During the first few weeks of the season, Liverpool boss Jurgen Klopp played the role of a martyr as he selflessly struggled to protect the safety of his players as they were sorely forced to face a busy meeting schedule.
A particularly brutal streak of games saw one Liverpool player after another get injured in what appeared to be every game. There was a time when the Reds faced the prospect of being left without their goalie, their four full backs, two starting midfielders and two reserve forwards. It is obviously very wrong.
This is why most football fans supported Klopp as he embarked on a crusade against the broadcasters, complaining that their selfishness put his players in danger. His approach was not always popular, but most were sympathetic to a man who constantly wondered why English football was so hectic during the holiday season.
He’s a man desperate for any chances to rest some of his beloved players, so when news broke that Aston Villa would be playing a toddler squad in the FA Cup third round match on Friday Due to a COVID-19 outbreak in the senior team, it was assumed that Klopp would jump at the chance. Even Liverpool reservists are expected to make their way through Villa’s youth side.
However, Klopp still felt the need to play regular starters like Mohamed Salah, Sadio Mane, Fabinho, Jordan Henderson and Georginio Wijnaldum, who all started the 1-0 defeat to Southampton four days earlier.
He’s a man who previously described the hectic dating schedule as “dangerous” and “criminal.” In fact, he is not wrong. No one believes he is wrong, and just look at Liverpool’s injury history for the evidence if you need it.
However, how can Klopp expect people to take his complaints seriously when he doesn’t even take the opportunity to rest players when they arise?
It was the inclusion of Salah and Mane that was most surprising. These are two players – two of football’s elite talents – who rarely get the chance to sit on the bench, but Klopp clearly believed it was worth risking their physical form so Liverpool could make their way through in front of an under-18 team.

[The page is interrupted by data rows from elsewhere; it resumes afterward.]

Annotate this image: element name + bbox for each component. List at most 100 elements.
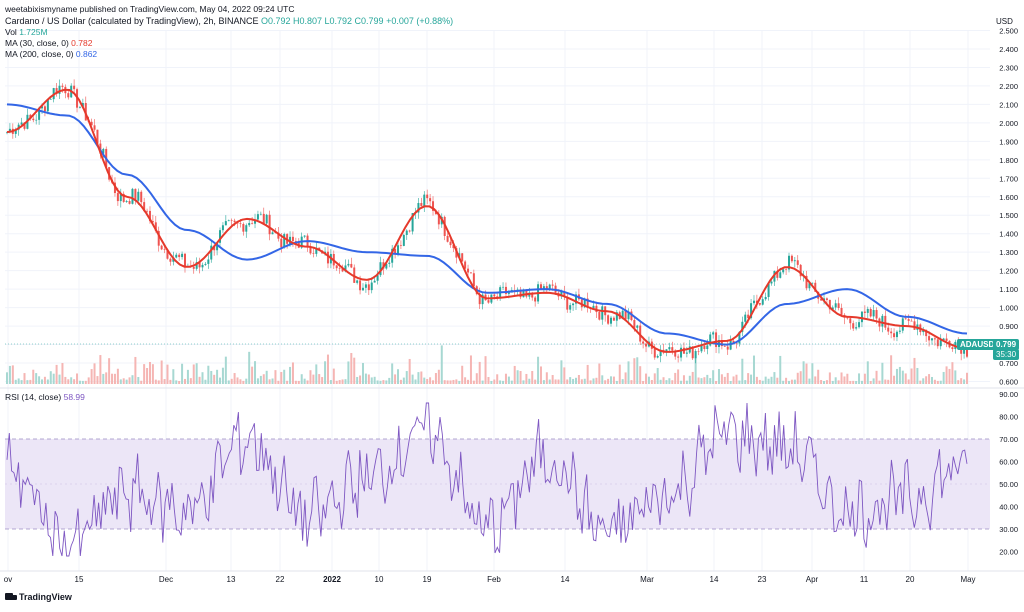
candle-body	[364, 284, 367, 288]
volume-bar	[636, 357, 639, 384]
volume-bar	[761, 380, 764, 384]
candle-body	[659, 349, 662, 357]
time-tick-label: 22	[276, 575, 285, 584]
ma30-legend[interactable]: MA (30, close, 0) 0.782	[5, 38, 92, 48]
volume-bar	[928, 374, 931, 384]
candle-body	[674, 350, 677, 357]
volume-bar	[887, 379, 890, 384]
candle-body	[125, 201, 128, 202]
volume-bar	[755, 376, 758, 384]
candle-body	[502, 286, 505, 288]
volume-bar	[668, 378, 671, 384]
candle-body	[61, 85, 64, 87]
candle-body	[551, 284, 554, 286]
volume-bar	[764, 376, 767, 384]
volume-bar	[618, 364, 621, 384]
candle-body	[367, 284, 370, 291]
volume-bar	[534, 379, 537, 384]
candle-body	[204, 263, 207, 265]
volume-bar	[108, 358, 111, 384]
candle-body	[744, 314, 747, 322]
volume-bar	[732, 376, 735, 384]
volume-bar	[175, 380, 178, 384]
ma200-legend[interactable]: MA (200, close, 0) 0.862	[5, 49, 97, 59]
volume-bar	[776, 377, 779, 384]
rsi-legend[interactable]: RSI (14, close) 58.99	[5, 392, 85, 402]
time-tick-label: 14	[710, 575, 719, 584]
candle-body	[624, 310, 627, 320]
volume-bar	[23, 373, 26, 384]
volume-bar	[81, 380, 84, 384]
candle-body	[148, 210, 151, 222]
volume-bar	[254, 361, 257, 384]
candle-body	[119, 193, 122, 202]
volume-bar	[496, 374, 499, 384]
volume-bar	[265, 370, 268, 384]
volume-bar	[140, 380, 143, 384]
volume-bar	[324, 361, 327, 384]
symbol-name[interactable]: Cardano / US Dollar (calculated by Tradi…	[5, 16, 259, 26]
volume-bar	[93, 363, 96, 384]
volume-bar	[286, 380, 289, 384]
volume-bar	[61, 363, 64, 384]
candle-body	[691, 346, 694, 359]
price-axis[interactable]: 2.500 2.400 2.300 2.200 2.100 2.000 1.900 1.800…	[999, 27, 1018, 387]
candle-body	[388, 262, 391, 264]
ma30-value: 0.782	[71, 38, 93, 48]
candle-body	[680, 347, 683, 358]
tradingview-logo-icon[interactable]	[5, 593, 17, 600]
volume-bar	[449, 380, 452, 384]
rsi-axis[interactable]: 90.00 80.00 70.00 60.00 50.00 40.00 30.00 20.00	[999, 390, 1018, 557]
time-axis[interactable]: ov 15 Dec 13 22 2022 10 19 Feb 14 Mar 14 23 Apr 11 20 Ma…	[4, 575, 976, 584]
price-tick-label: 1.900	[999, 137, 1018, 146]
volume-bar	[122, 378, 125, 384]
volume-bar	[820, 379, 823, 384]
rsi-tick-label: 30.00	[999, 525, 1018, 534]
volume-bar	[942, 371, 945, 384]
candle-body	[898, 330, 901, 332]
candle-body	[720, 340, 723, 347]
volume-bar	[379, 380, 382, 384]
volume-bar	[306, 380, 309, 384]
candle-body	[936, 339, 939, 347]
ma30-series	[6, 88, 968, 353]
candle-body	[394, 248, 397, 255]
candle-body	[560, 291, 563, 297]
volume-bar	[359, 375, 362, 384]
volume-bar	[268, 379, 271, 384]
volume-bar	[849, 380, 852, 384]
candle-body	[254, 219, 257, 224]
volume-bar	[289, 366, 292, 384]
volume-bar	[116, 368, 119, 384]
candle-body	[315, 247, 318, 254]
rsi-tick-label: 50.00	[999, 480, 1018, 489]
candle-body	[764, 296, 767, 300]
volume-bar	[680, 380, 683, 384]
volume-bar	[767, 378, 770, 384]
volume-bar	[682, 375, 685, 384]
candle-body	[860, 311, 863, 323]
ma200-series	[6, 103, 968, 346]
volume-bar	[837, 380, 840, 384]
candle-body	[271, 232, 274, 235]
candle-body	[933, 338, 936, 340]
candle-body	[356, 280, 359, 283]
volume-bar	[248, 351, 251, 384]
volume-bar	[201, 372, 204, 384]
candle-body	[399, 245, 402, 246]
candle-body	[289, 236, 292, 244]
candle-body	[160, 245, 163, 250]
rsi-line	[6, 402, 968, 557]
volume-bar	[604, 380, 607, 384]
volume-bar	[738, 380, 741, 384]
volume-bar	[224, 356, 227, 384]
candle-body	[563, 291, 566, 297]
footer-brand[interactable]: TradingView	[19, 592, 72, 602]
candle-body	[233, 220, 236, 223]
time-tick-label: 13	[227, 575, 236, 584]
candle-body	[630, 311, 633, 321]
candle-body	[671, 347, 674, 351]
volume-bar	[163, 379, 166, 384]
volume-bar	[399, 379, 402, 384]
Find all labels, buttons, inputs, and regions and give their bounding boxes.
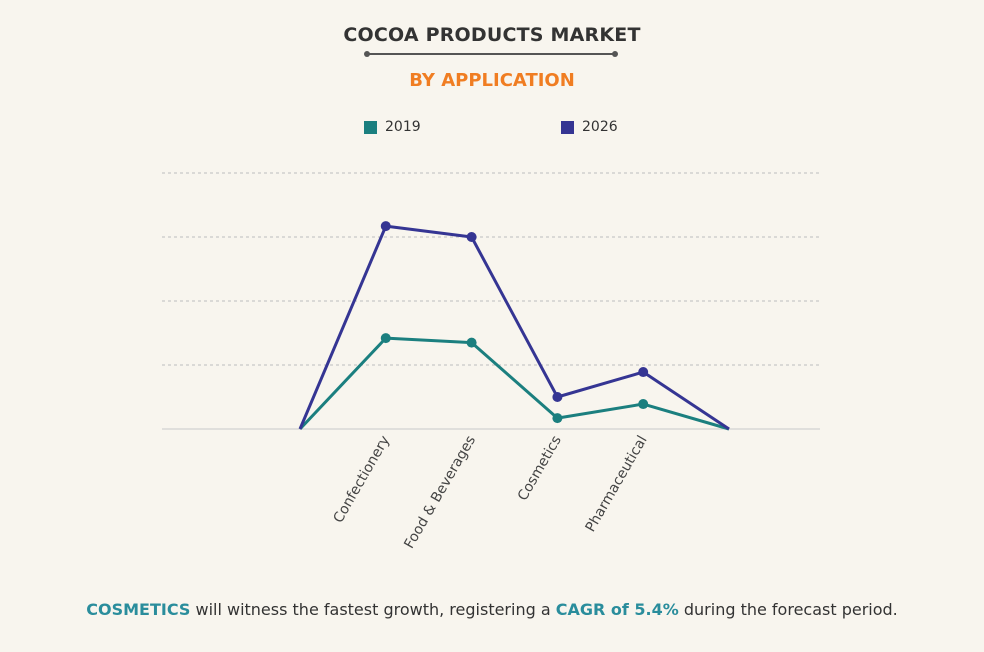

Is this a sad reflection of Klopp’s faith (or lack of) in Divock Origi and Xherdan Shaqiri? Did the boss really believe his reserve players weren’t good enough to score beyond a starting lineup of players with a combined of them Wikipedia pages between them?
Now, there is nothing wrong with wanting to slap a weaker team. Liverpool want to be the best team on the planet and showing sympathy is not in their nature.
But come on, choose your battles.
This isn’t even the first time Klopp’s words haven’t been backed up by his actions. The German was incredibly vocal in his desire to see five substitutes return so he could give his starters some much-needed breaks. He didn’t get his wish, but got an extension from the bench to nine players.
In the last ten Premier League games, which date back to early November, Klopp hasn’t always used the three submarines at his disposal. He’s regularly stopped at two and in the 2-1 win over Tottenham he didn’t even use one.
He obviously doesn’t to have use all subs – bringing inferior players into a close game is, well, mismanagement – but if he truly believes his players are risking their lives by sticking to that busy schedule, why doesn’t he more?
It’s admirable of Klopp to use his high status to fight the battle players need, but he ignores his own advice. If timing is such a problem, he should actually try to manage it.